Senator for Western Australia
- In office 1 July 2014 – 13 April 2016
- Succeeded by: Pat Dodson

Personal details
- Born: 13 April 1955 (age 71) Sydney, New South Wales
- Party: Liberal (2018–present) Labor (1979–2018)
- Spouse: Helen Bullock
- Occupation: Trade union official

= Joe Bullock =

Australian politician

Joseph Warrington Bullock (born 13 April 1955) is a former Australian politician. He was a member of the Australian Senate for the state of Western Australia from 2013 to 2016, representing the Australian Labor Party.

==Education and career==
Bullock was born in Sydney and was educated at Trinity Grammar, an Anglican school, and the University of Sydney. He was a friend of former Australian Prime Minister Tony Abbott and suggested Abbott join the Liberal Party.

Bullock moved to Western Australia and became Assistant Secretary of the Shop, Distributive and Allied Employees Association (SDA) in 1986. He became Western Australian state secretary of the union in 1996. He was National Vice-president of the union from 2004 to 2014. The SDA is one of the largest unions affiliated to the Labor Party and is influential in the party's right-wing faction.

==Political career==
As state secretary of the SDA, Bullock wielded considerable power in the WA branch of the Labor Party. He was influential in blocking Labor support of Sunday trading in WA, which the SDA opposes. He also unsuccessfully opposed changing Labor's policy to support same-sex marriage.

Bullock ran for the state Legislative Assembly at the 1994 Helena by-election, caused by the resignation of former Labor minister Gordon Hill. The Labor Party suffered a negative swing of 2.3 points, which was enough to cost them the seat. Richard Court's Liberal government became the first state government since 1943 to increase their majority at a by-election.

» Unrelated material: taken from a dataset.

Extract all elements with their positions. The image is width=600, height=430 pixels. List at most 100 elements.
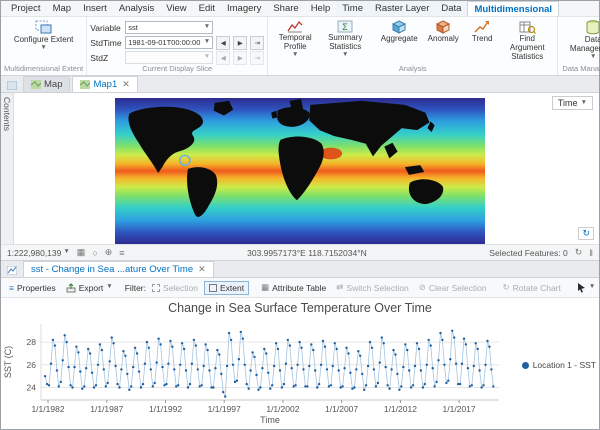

In the lead-up to the 2013 Australian federal election Bullock reportedly secured a deal with the secretary of United Voice, Dave Kelly, whereby Bullock would take the number one position from left-aligned Senator Louise Pratt in exchange for Kelly's choice of Sue Lines to fill the Senate seat vacated by Chris Evans. Bullock was elected to the Senate as the lead candidate on Labor's ticket in Western Australia, but in February 2014 the High Court of Australia ruled the election void. A special election to elect Western Australia's senators was held on 5 April 2014, with Bullock again being elected. His term commenced on 1 July 2014.

Bullock was blamed by figures from Labor's left faction for the party's poor showing in the Senate re-vote. United Voice, a left-wing union, called for Bullock to resign his Senate place. The Labor member for Bassendean, Martin Whitely, quit the Labor party in 2013 in protest over Bullock's pre-selection for the federal Senate election that year.

During the campaign for the 2014 WA Senate election, details of Bullock's speech given at a function in November 2013 were made public. In the speech, Bullock criticised fellow senate candidate Louise Pratt and described some members of the Labor Party as "untrustworthy" and "mad." Bullock issued an apology before the election.

On 1 March 2016, Bullock announced that he was resigning from the Senate after less than two years in the parliament. He cited the Labor Party's policy to bind parliamentary members to voting to support same-sex marriage after 2019, among other reasons, for his resignation.

Bullock tendered his resignation to Senate President Stephen Parry on 13 April 2016.

==Personal life==
Bullock is a member of the Anglican Church. His wife, Helen Bullock, represented the Mining and Pastoral region in the Legislative Council of Western Australia from 2009 to her retirement in 2013. Unusually for a Labor Party politician, Bullock is opposed to Australian republicanism, and spoke at the 2014 national conference of the Australian Monarchist League.

In May 2018, Bullock moved to Launceston, Tasmania and joined the Liberal Party.